Cümle Yapısı: Subject + Verb + too + Adverb
* She speaks too quickly for me to understand. (Anlayamayacağım kadar çok hızlı konuşuyor.)
* He arrived too late for the meeting. (Toplantı için çok geç geldi.)
* You are working too slowly. We need to finish this today. (Çok yavaş çalışıyorsun. Bunu bugün bitirmemiz gerekiyor.)
* Don’t sing too loudly; the baby is sleeping. (Çok yüksek sesle şarkı söyleme; bebek uyuyor.)
3. ‘Too’ + Sıfat/Zarf + ‘for someone/something’
Bir durumun veya eylemin kimin veya ne için aşırı olduğunu belirtmek için ‘for’ yapısı kullanılır.
* This soup is too salty for me. (Bu çorba benim için çok tuzlu.)
* The music is too loud for the neighbours. (Müzik komşular için çok yüksek.)

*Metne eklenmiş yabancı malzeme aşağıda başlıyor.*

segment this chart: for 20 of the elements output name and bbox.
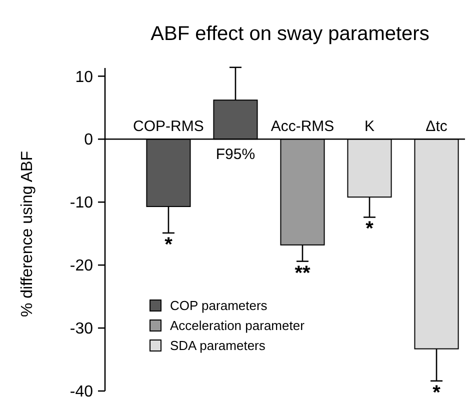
y-axis-title: % difference using ABF [19,150,36,318]
annotation: ** [294,262,310,284]
x-tick-label: K [364,118,375,136]
x-tick-label: COP-RMS [133,118,204,136]
x-tick-label: F95% [216,146,256,164]
legend-label: SDA parameters [170,338,266,353]
y-tick-label: -10 [70,194,94,212]
annotation: * [366,218,374,240]
legend-label: Acceleration parameter [170,318,306,333]
annotation: * [432,382,441,404]
y-tick-label: 0 [84,132,94,149]
y-tick-label: -30 [70,320,94,338]
x-tick-label: Δtc [426,118,448,136]
chart-title: ABF effect on sway parameters [150,23,430,45]
y-tick-label: 10 [75,68,94,86]
y-tick-label: -40 [70,384,94,401]
legend-label: COP parameters [170,298,268,313]
x-tick-label: Acc-RMS [270,118,334,136]
annotation: * [164,234,173,256]
y-tick-label: -20 [70,258,94,275]
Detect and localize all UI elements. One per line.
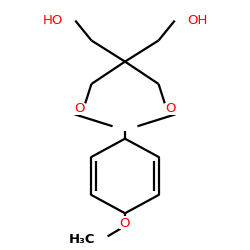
Text: O: O: [166, 102, 176, 115]
Bar: [73, 103, 85, 115]
Bar: [119, 217, 131, 229]
Text: O: O: [120, 217, 130, 230]
Text: OH: OH: [187, 14, 208, 27]
Text: O: O: [74, 102, 84, 115]
Text: HO: HO: [42, 14, 63, 27]
Bar: [165, 103, 177, 115]
Text: H₃C: H₃C: [69, 233, 95, 246]
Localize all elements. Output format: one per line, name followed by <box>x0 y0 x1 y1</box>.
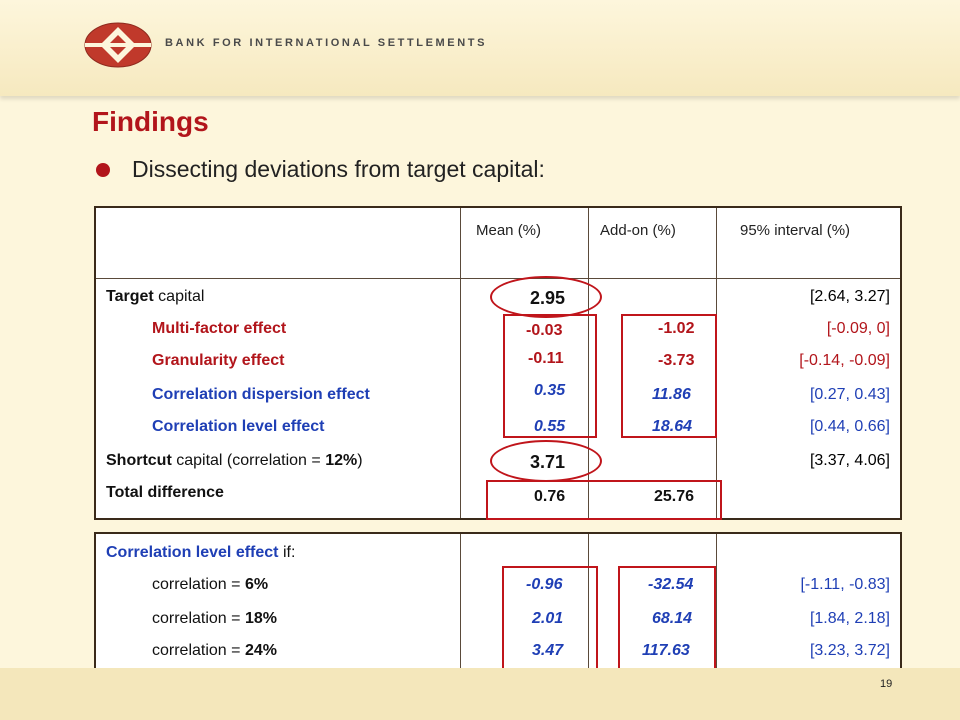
row-label-dispersion: Correlation dispersion effect <box>152 386 370 403</box>
row-label-target: Target capital <box>106 288 204 306</box>
mean-corr-6: -0.96 <box>526 576 563 593</box>
interval-corr-18: [1.84, 2.18] <box>809 610 890 627</box>
row-label-shortcut: Shortcut capital (correlation = 12%) <box>106 452 363 470</box>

* He talks too quietly for anyone to hear him. (Kimsenin onu duyamayacağı kadar çok sessiz konuşuyor.)
4. ‘Too’ + Sıfat/Zarf + ‘to’ + Fiil (Infinitive)
Bir eylemin neden yapılamadığını, ilgili özelliğin veya durumun aşırılığına bağlayarak açıklar.
* I’m too tired to go out tonight. (Bu gece dışarı çıkamayacak kadar çok yorgunum.)
* It’s too early to wake him up. (Onu uyandırmak için çok erken.)
* She is too young to drive a car. (Araba süremeyecek kadar çok genç.)
* He ran too slowly to win the race. (Yarışı kazanamayacak kadar çok yavaş koştu.)
5. ‘Too Much’ ve ‘Too Many’
‘Too’ kelimesi, isimlerle birlikte doğrudan kullanılmaz. Bunun yerine, sayılamayan isimlerle (uncountable nouns) ‘too much’, sayılabilen isimlerle (countable nouns) ise ‘too many’ kullanılır. Her ikisi de ‘gereğinden fazla miktarda’ anlamına gelir.
* Too much + Sayılamayan İsim:
* There is too much sugar in my tea. (Çayımda çok fazla şeker var.)
* He spends too much time playing video games. (Video oyunları oynayarak çok fazla zaman harcıyor.)
* Don’t put too much salt in the soup. (Çorbaya çok fazla tuz koyma.)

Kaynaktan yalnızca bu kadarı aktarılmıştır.